Cinco cosas que los españoles querríamos que supieras sobre la paella
Sí, te enseñaré a hacer paella en San Sebastián, pero antes deja que un cocinero español aclare los mitos: qué es una paella de verdad, qué no lo es y por qué el mediodía es la única hora correcta.

Empiezo con una confesión que quizá te sorprenda: la paella no es vasca. Ni siquiera es del norte. La paella es de Valencia, en la costa este de España, y cualquier valenciano te lo recordará con la misma pasión con la que un texano defiende su barbacoa.
Entonces, ¿por qué un cocinero vasco da una clase de paella? Porque es el plato más icónico de mi país, porque casi todo lo que le han contado al viajero sobre ella es falso, y porque cocinarla bien es uno de los grandes placeres de la cocina española. Vamos a arreglar los mitos.
1. La paella es un plato de mediodía. Punto.
En España la paella se come a las dos o las tres de la tarde, idealmente al aire libre, idealmente un domingo, siempre con familia o amigos y sin nada que hacer después. Un restaurante que te ofrece “cena de paella” a las ocho de la tarde te está diciendo, sin decírtelo, para quién trabaja. (No es para españoles.)
2. El arroz es la estrella; todo lo demás es reparto de apoyo
Mucha gente juzga una paella por la cantidad de cosas apiladas encima. Nosotros la juzgamos por el arroz: cada grano suelto, cargado del sabor del caldo y el sofrito, en una capa lo bastante fina para que la sartén haga su trabajo. Si el arroz es soso y las gambas son bonitas, la paella ha fracasado.
3. El socarrat es el premio
¿Esa capa crujiente, caramelizada, de arroz pegado al fondo de la paella? Se llama socarrat, y no es un error: es el trofeo. Los españoles nos peleamos por él a cucharadas.

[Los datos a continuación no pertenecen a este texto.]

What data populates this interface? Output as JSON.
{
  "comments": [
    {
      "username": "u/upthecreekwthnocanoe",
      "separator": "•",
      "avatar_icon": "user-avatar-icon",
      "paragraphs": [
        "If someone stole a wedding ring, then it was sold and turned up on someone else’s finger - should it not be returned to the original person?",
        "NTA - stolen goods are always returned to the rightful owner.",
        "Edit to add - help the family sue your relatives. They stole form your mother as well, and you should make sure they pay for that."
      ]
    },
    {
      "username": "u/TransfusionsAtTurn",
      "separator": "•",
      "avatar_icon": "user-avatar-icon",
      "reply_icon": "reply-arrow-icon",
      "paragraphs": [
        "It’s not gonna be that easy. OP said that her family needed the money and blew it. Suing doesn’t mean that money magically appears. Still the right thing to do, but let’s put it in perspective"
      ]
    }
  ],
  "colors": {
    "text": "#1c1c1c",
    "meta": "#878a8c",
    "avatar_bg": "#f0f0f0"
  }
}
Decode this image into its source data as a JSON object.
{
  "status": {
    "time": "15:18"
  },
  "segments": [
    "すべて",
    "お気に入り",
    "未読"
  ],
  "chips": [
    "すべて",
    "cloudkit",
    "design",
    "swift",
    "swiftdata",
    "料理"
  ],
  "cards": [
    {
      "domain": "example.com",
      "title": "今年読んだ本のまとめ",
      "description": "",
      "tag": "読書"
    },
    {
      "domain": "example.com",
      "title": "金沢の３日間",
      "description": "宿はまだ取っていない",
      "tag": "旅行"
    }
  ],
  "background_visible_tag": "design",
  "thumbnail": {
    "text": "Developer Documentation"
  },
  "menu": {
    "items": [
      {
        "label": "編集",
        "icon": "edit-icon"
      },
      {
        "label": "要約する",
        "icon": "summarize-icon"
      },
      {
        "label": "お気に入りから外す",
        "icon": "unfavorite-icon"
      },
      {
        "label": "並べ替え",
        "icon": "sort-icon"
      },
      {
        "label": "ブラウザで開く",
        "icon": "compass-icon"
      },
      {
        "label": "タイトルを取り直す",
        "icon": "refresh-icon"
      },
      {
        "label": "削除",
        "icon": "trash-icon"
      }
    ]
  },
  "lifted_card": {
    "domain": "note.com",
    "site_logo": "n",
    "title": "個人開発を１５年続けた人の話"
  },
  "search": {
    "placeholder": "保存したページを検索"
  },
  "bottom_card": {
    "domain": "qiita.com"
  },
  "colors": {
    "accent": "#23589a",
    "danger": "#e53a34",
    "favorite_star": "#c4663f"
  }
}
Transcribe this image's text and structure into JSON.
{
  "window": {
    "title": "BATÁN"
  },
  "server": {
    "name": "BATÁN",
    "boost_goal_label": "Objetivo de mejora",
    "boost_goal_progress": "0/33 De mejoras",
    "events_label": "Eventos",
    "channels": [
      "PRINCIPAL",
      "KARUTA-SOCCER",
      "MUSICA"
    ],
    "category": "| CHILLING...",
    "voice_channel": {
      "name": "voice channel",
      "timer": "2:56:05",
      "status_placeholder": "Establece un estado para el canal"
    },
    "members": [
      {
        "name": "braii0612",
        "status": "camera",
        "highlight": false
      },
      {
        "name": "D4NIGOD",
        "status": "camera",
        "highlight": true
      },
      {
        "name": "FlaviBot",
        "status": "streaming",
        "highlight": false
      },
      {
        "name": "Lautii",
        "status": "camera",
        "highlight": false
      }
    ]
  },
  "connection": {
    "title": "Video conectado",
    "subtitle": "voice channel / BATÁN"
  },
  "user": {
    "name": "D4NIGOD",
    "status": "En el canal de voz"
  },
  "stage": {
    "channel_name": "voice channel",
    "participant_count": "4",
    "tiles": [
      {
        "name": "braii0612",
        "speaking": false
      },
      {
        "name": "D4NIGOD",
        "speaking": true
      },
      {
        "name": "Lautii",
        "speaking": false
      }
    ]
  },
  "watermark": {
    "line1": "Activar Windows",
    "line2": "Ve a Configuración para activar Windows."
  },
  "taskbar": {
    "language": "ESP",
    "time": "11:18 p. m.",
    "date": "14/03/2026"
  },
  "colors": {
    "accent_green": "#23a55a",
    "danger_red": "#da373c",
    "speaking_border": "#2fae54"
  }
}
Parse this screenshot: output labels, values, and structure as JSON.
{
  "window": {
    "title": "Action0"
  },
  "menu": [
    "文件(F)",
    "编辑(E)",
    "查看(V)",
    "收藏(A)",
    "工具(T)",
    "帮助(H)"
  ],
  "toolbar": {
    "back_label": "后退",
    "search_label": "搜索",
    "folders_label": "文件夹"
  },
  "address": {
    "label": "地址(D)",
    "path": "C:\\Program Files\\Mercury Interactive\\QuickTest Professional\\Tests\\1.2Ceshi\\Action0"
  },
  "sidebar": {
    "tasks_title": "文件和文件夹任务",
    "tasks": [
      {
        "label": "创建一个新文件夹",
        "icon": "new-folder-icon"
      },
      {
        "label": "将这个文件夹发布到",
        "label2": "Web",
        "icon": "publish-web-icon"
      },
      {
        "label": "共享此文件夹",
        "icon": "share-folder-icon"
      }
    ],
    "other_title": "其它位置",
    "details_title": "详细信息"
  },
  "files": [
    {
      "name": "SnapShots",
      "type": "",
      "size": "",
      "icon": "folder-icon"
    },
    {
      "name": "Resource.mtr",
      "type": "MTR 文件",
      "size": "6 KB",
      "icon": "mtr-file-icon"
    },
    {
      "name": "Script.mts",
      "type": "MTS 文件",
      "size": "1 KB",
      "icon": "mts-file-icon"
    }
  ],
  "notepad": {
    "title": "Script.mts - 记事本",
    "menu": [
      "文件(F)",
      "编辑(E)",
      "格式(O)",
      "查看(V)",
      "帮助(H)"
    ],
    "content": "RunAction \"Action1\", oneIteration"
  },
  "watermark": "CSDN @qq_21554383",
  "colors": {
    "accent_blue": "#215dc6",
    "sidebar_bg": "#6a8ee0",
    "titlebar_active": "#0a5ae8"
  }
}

Si tu paella nunca ha estado un poco “quemada” por abajo, has estado comiendo paella miedosa.
4. El chorizo… tenemos que hablar
Nada de chorizo en la paella. Lo digo con cariño. Hasta un famoso cocinero británico montó un incidente nacional con esto. La paella valenciana tradicional lleva conejo, pollo y verdura; la versión de marisco lleva lo que da la costa. En el momento en que entra el chorizo, los españoles lo llamamos “arroz con cosas”, que nos comeremos encantados, pero no lo llamamos paella.
5. La sartén importa más de lo que crees
“Paella” es en realidad el nombre de la sartén: ancha, poco profunda, hecha para maximizar ese contacto entre el arroz y el calor. Cocina la misma receta en una olla honda y tendrás un arroz caldoso decente, pero no una paella. Es como la pizza de masa gruesa contra la fina: mismos ingredientes, física completamente distinta, opiniones muy fuertes.
Apréndela con tus propias manos
En mi clase de paella la hacemos bien: el sofrito, el caldo, la proporción, y las agallas de dejarla en paz hasta que se forme el socarrat. Por el camino hacemos también una buena tortilla de patatas y un gazpacho, y terminamos con una tabla de quesos y vinos españoles alrededor de la mesa.
Cuatro horas y media después, serás esa persona que en la cena de vuelta a casa suelta “bueno, en realidad, la paella de verdad…”, y te lo habrás ganado.